Alumna awarded congressional hunger fellowship
Alum Anika Nayak, BA ’23, is spending 2025-2026 year fighting hunger as a recipient of the Bill Emerson National Hunger Fellowship.
The one-year nonpartisan program seeks to inspire and train change agents to create a country where access to nutritious, affordable, and culturally appropriate food is recognized as a basic human right.
The fellowship is named for the late Republican representative Norvell William Emerson, known as Bill, who crossed political lines to bring people together in the fight to end hunger. His work in Congress advanced numerous anti-hunger initiatives, including The Emergency Food Assistance Program (TEFAP). The Congressional Hunger Center, founded in 1993, oversees the fellowship.
During the program, participants spend five months working with community-based organizations throughout the United States.

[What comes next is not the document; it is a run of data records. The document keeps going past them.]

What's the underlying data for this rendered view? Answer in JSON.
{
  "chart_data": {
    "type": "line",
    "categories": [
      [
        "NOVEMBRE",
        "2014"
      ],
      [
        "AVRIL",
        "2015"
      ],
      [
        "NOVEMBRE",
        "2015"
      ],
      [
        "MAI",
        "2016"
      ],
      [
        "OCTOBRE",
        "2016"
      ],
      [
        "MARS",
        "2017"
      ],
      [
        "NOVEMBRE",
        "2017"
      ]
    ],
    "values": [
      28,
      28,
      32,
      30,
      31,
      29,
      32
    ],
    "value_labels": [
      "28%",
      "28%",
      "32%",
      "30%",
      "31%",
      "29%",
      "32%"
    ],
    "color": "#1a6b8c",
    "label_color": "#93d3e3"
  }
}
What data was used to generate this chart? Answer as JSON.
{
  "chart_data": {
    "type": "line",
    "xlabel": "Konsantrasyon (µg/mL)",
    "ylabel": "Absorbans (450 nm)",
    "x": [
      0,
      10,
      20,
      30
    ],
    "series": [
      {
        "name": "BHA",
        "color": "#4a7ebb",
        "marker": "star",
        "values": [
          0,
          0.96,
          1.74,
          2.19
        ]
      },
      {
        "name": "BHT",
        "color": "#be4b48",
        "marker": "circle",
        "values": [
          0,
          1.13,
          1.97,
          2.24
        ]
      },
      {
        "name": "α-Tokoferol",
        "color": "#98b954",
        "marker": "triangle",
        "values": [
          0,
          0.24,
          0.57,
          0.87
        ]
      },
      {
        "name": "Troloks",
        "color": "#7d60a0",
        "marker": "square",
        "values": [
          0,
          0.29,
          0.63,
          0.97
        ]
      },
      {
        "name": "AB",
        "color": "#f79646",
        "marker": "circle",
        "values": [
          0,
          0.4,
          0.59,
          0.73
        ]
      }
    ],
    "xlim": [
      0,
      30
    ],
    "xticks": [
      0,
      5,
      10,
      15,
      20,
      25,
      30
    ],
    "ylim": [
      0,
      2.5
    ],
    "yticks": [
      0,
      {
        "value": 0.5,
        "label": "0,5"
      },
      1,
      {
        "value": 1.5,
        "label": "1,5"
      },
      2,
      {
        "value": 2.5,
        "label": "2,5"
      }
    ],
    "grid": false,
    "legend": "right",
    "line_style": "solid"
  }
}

In mid-April fellows return to Washington for a second placement with organizations or government agencies focused on national anti-hunger and anti-poverty policy.

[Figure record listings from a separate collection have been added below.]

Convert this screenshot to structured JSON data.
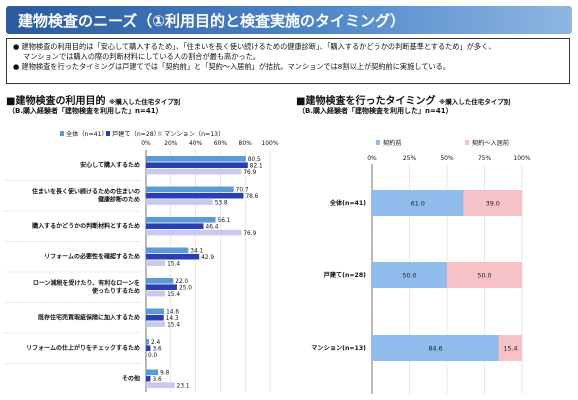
{
  "header": {
    "title": "建物検査のニーズ（①利用目的と検査実施のタイミング）"
  },
  "summary": {
    "lines": [
      "● 建物検査の利用目的は「安心して購入するため」、「住まいを長く使い続けるための健康診断」、「購入するかどうかの判断基準とするため」が多く、",
      "マンションでは購入の際の判断材料にしている人の割合が最も高かった。",
      "● 建物検査を行ったタイミングは戸建てでは「契約前」と「契約～入居前」が拮抗。マンションでは8割以上が契約前に実施している。"
    ]
  },
  "left_panel": {
    "heading": "■建物検査の利用目的",
    "note": "※購入した住宅タイプ別",
    "subheading": "（B.購入経験者「建物検査を利用した」n=41）"
  },
  "right_panel": {
    "heading": "■建物検査を行ったタイミング",
    "note": "※購入した住宅タイプ別",
    "subheading": "（B.購入経験者「建物検査を利用した」n=41）"
  },
  "colors": {
    "all": "#5b9bd5",
    "detached": "#2a3fb5",
    "mansion": "#c9c9ef",
    "before_contract": "#8fbcec",
    "after_contract": "#f7c1c8"
  },
  "chart_data": [
    {
      "type": "bar",
      "orientation": "horizontal",
      "categories": [
        [
          "安心して購入するため"
        ],
        [
          "住まいを長く使い続けるための住まいの",
          "健康診断のため"
        ],
        [
          "購入するかどうかの判断材料とするため"
        ],
        [
          "リフォームの必要性を確認するため"
        ],
        [
          "ローン減税を受けたり、有利なローンを",
          "使ったりするため"
        ],
        [
          "既存住宅売買瑕疵保険に加入するため"
        ],
        [
          "リフォームの仕上がりをチェックするため"
        ],
        [
          "その他"
        ]
      ],
      "series": [
        {
          "name": "全体（n=41）",
          "values": [
            80.5,
            70.7,
            56.1,
            34.1,
            22.0,
            14.6,
            2.4,
            9.8
          ]
        },
        {
          "name": "戸建て（n=28）",
          "values": [
            82.1,
            78.6,
            46.4,
            42.9,
            25.0,
            14.3,
            3.6,
            3.6
          ]
        },
        {
          "name": "マンション（n=13）",
          "values": [
            76.9,
            53.8,
            76.9,
            15.4,
            15.4,
            15.4,
            0.0,
            23.1
          ]
        }
      ],
      "xlim": [
        0,
        100
      ],
      "xticks": [
        "0%",
        "20%",
        "40%",
        "60%",
        "80%",
        "100%"
      ],
      "legend_position": "top"
    },
    {
      "type": "bar",
      "orientation": "horizontal",
      "stacked": true,
      "categories": [
        "全体(n=41)",
        "戸建て(n=28)",
        "マンション(n=13)"
      ],
      "series": [
        {
          "name": "契約前",
          "values": [
            61.0,
            50.0,
            84.6
          ]
        },
        {
          "name": "契約～入居前",
          "values": [
            39.0,
            50.0,
            15.4
          ]
        }
      ],
      "xlim": [
        0,
        100
      ],
      "xticks": [
        "0%",
        "25%",
        "50%",
        "75%",
        "100%"
      ],
      "legend_position": "top"
    }
  ]
}
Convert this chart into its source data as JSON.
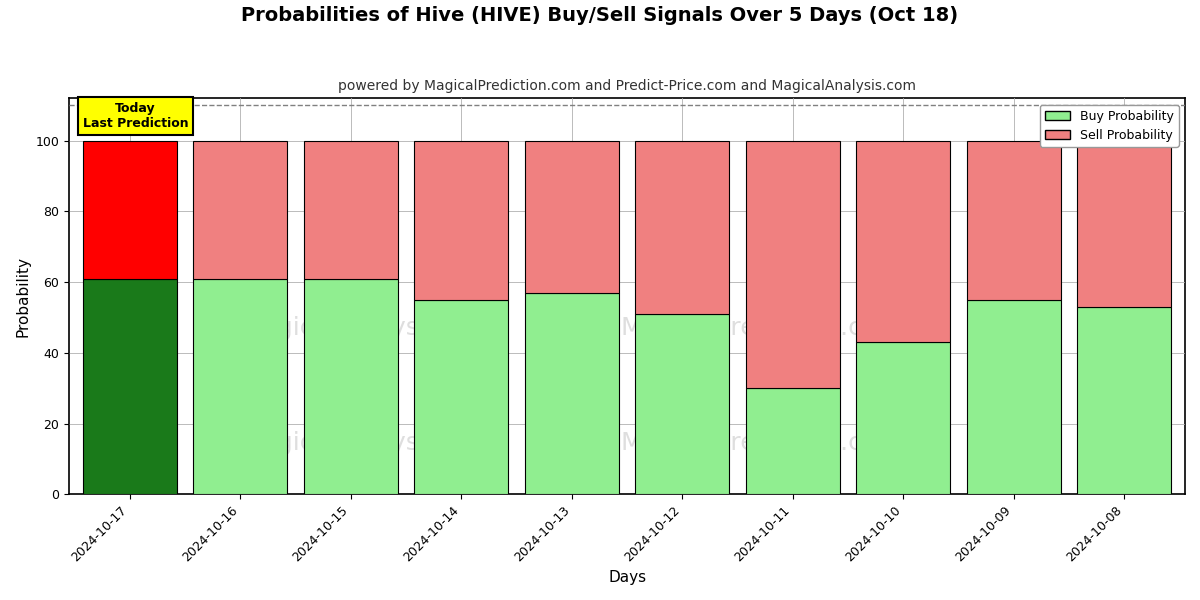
{
  "title": "Probabilities of Hive (HIVE) Buy/Sell Signals Over 5 Days (Oct 18)",
  "subtitle": "powered by MagicalPrediction.com and Predict-Price.com and MagicalAnalysis.com",
  "xlabel": "Days",
  "ylabel": "Probability",
  "dates": [
    "2024-10-17",
    "2024-10-16",
    "2024-10-15",
    "2024-10-14",
    "2024-10-13",
    "2024-10-12",
    "2024-10-11",
    "2024-10-10",
    "2024-10-09",
    "2024-10-08"
  ],
  "buy_values": [
    61,
    61,
    61,
    55,
    57,
    51,
    30,
    43,
    55,
    53
  ],
  "sell_values": [
    39,
    39,
    39,
    45,
    43,
    49,
    70,
    57,
    45,
    47
  ],
  "today_buy_color": "#1a7a1a",
  "today_sell_color": "#ff0000",
  "normal_buy_color": "#90ee90",
  "normal_sell_color": "#f08080",
  "bar_edge_color": "#000000",
  "ylim": [
    0,
    112
  ],
  "yticks": [
    0,
    20,
    40,
    60,
    80,
    100
  ],
  "dashed_line_y": 110,
  "watermark_color": "#c8c8c8",
  "watermark_alpha": 0.6,
  "today_label_text": "Today\nLast Prediction",
  "today_label_bgcolor": "#ffff00",
  "today_label_edgecolor": "#000000",
  "legend_buy_label": "Buy Probability",
  "legend_sell_label": "Sell Probability",
  "grid_color": "#aaaaaa",
  "background_color": "#ffffff",
  "title_fontsize": 14,
  "subtitle_fontsize": 10,
  "bar_width": 0.85
}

Nayak is one of 11 Emerson fellows and has been spending the first part of her fellowship at DC Hunger Solutions, where she engaged in policy research. She will spend the latter part of the year doing research with one or more organizations that work to end hunger and poverty.
She hopes other UC Berkeley School of Public Health graduates will apply for the program.
Before moving to Washington for the fellowship, Nayak worked in both public health research, at the Icahn School of Medicine at Mt. Sinai, and in journalism, at STAT health care news.